I look at volume control as being in 3 categories: (1) potentiometers, (2) resistor ladders, and (3) magnetic.

  1. “Pots” are usually conductive plastic and even the nice ones, like an ALPS Blue Velvet, are cheap ($2 to $20 to the consumer, probably half that or less to manufacturers buying in reasonable quantity). The amount of attenuation is simply the amount of plastic that the signal passes through. Lots of potential to degrade the sound here, which is why some people replace them in vintage gear with…

  2. Resistor ladders, i.e. stepped attenuators, which are usually thin-film resistors tightly matched (0.1% or better). Channel balance is maintained at all levels, and these have very little potential to degrade the sound. For me, these are the value leaders, as they’re not much more expensive than better pots (this one is $30), but perform quite a bit better.

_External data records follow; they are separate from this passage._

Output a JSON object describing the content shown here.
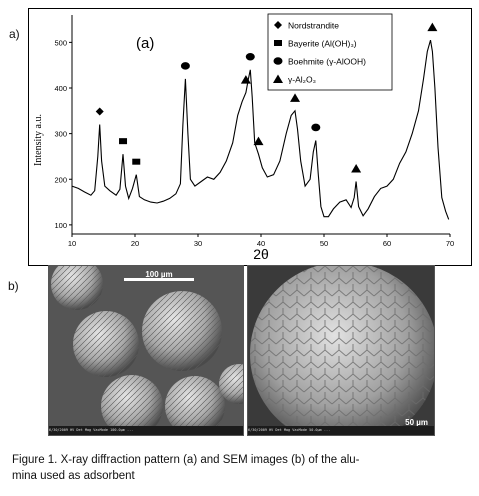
{
  "panel_a_label": "a)",
  "panel_b_label": "b)",
  "chart_data": {
    "type": "line",
    "inset_label": "(a)",
    "ylabel": "Intensity a.u.",
    "xlabel": "2θ",
    "xlim": [
      10,
      70
    ],
    "ylim": [
      80,
      560
    ],
    "xticks": [
      10,
      20,
      30,
      40,
      50,
      60,
      70
    ],
    "yticks": [
      100,
      200,
      300,
      400,
      500
    ],
    "series": [
      {
        "x": [
          10,
          11,
          12,
          13,
          13.6,
          14.1,
          14.4,
          14.7,
          15.2,
          16,
          17,
          17.6,
          18.1,
          18.5,
          19,
          19.6,
          20.2,
          20.7,
          21.5,
          22.5,
          23.5,
          24.5,
          25.5,
          26.5,
          27.2,
          27.6,
          28,
          28.4,
          28.8,
          29.5,
          30.5,
          31.5,
          32.5,
          33.5,
          34.5,
          35.5,
          36.3,
          37,
          37.6,
          38,
          38.3,
          38.6,
          39,
          39.6,
          40.2,
          41,
          42,
          43,
          44,
          44.8,
          45.4,
          45.8,
          46.3,
          47,
          47.8,
          48.3,
          48.7,
          49.1,
          49.5,
          50,
          50.7,
          51.5,
          52.5,
          53.5,
          54.3,
          54.8,
          55.1,
          55.5,
          56.2,
          57,
          58,
          59,
          60,
          61,
          62,
          63,
          64,
          65,
          65.8,
          66.4,
          66.9,
          67.2,
          67.6,
          68.1,
          68.7,
          69.3,
          69.8
        ],
        "y": [
          185,
          180,
          172,
          165,
          175,
          250,
          320,
          240,
          185,
          175,
          165,
          178,
          255,
          185,
          158,
          180,
          210,
          162,
          155,
          150,
          148,
          152,
          158,
          168,
          190,
          320,
          420,
          300,
          200,
          185,
          195,
          205,
          200,
          215,
          240,
          280,
          340,
          370,
          390,
          420,
          440,
          380,
          280,
          255,
          225,
          205,
          210,
          240,
          300,
          340,
          350,
          310,
          240,
          185,
          200,
          260,
          285,
          210,
          140,
          118,
          118,
          135,
          150,
          155,
          138,
          160,
          195,
          140,
          120,
          135,
          162,
          180,
          185,
          200,
          235,
          260,
          300,
          350,
          420,
          480,
          505,
          480,
          400,
          270,
          160,
          130,
          112
        ]
      }
    ],
    "legend": [
      {
        "marker": "diamond",
        "label": "Nordstrandite"
      },
      {
        "marker": "square",
        "label": "Bayerite (Al(OH)₃)"
      },
      {
        "marker": "circle",
        "label": "Boehmite (γ-AlOOH)"
      },
      {
        "marker": "triangle",
        "label": "γ-Al₂O₃"
      }
    ],
    "peak_markers": [
      {
        "x": 14.4,
        "y": 320,
        "marker": "diamond"
      },
      {
        "x": 18.1,
        "y": 255,
        "marker": "square"
      },
      {
        "x": 20.2,
        "y": 210,
        "marker": "square"
      },
      {
        "x": 28.0,
        "y": 420,
        "marker": "circle"
      },
      {
        "x": 37.6,
        "y": 390,
        "marker": "triangle"
      },
      {
        "x": 38.3,
        "y": 440,
        "marker": "circle"
      },
      {
        "x": 39.6,
        "y": 255,
        "marker": "triangle"
      },
      {
        "x": 45.4,
        "y": 350,
        "marker": "triangle"
      },
      {
        "x": 48.7,
        "y": 285,
        "marker": "circle"
      },
      {
        "x": 55.1,
        "y": 195,
        "marker": "triangle"
      },
      {
        "x": 67.2,
        "y": 505,
        "marker": "triangle"
      }
    ]
  },
  "sem_left": {
    "scale_label": "100 µm",
    "footer": "6/30/2009   HV   Det  Mag   VacMode                 100.0µm   ..."
  },
  "sem_right": {
    "scale_label": "50 µm",
    "footer": "6/30/2009   HV   Det  Mag   VacMode                 50.0µm   ..."
  },
  "caption": {
    "line1": "Figure  1. X-ray diffraction pattern (a) and SEM images (b) of the alu-",
    "line2": "mina used as adsorbent"
  }
}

  3. Magnetic means transformers (so “transformer volume control” or “TVC”), and those are expensive, though some are in the same range as modestly-priced active preamps. This approach avoids the impedance matching question completely, along with worrying about cable lengths. Music First Audio makes some nice ones, but I think there are other players (Townsend?, probably some Japanese companies) at these levels.

My desktop use case will always keep the volume control with the amp (does anyone even make a headphone power amp?), but for a 2-channel speaker-based endgame setup, I would definitely be thinking TVC.

Hope I’m not “talking down” to folks here. I sometimes forget who the techies are, and I’m just trying to help the OP and others understand that there’s a lot of different approaches to what seems like an easy question (why/how a preamp impacts sound quality).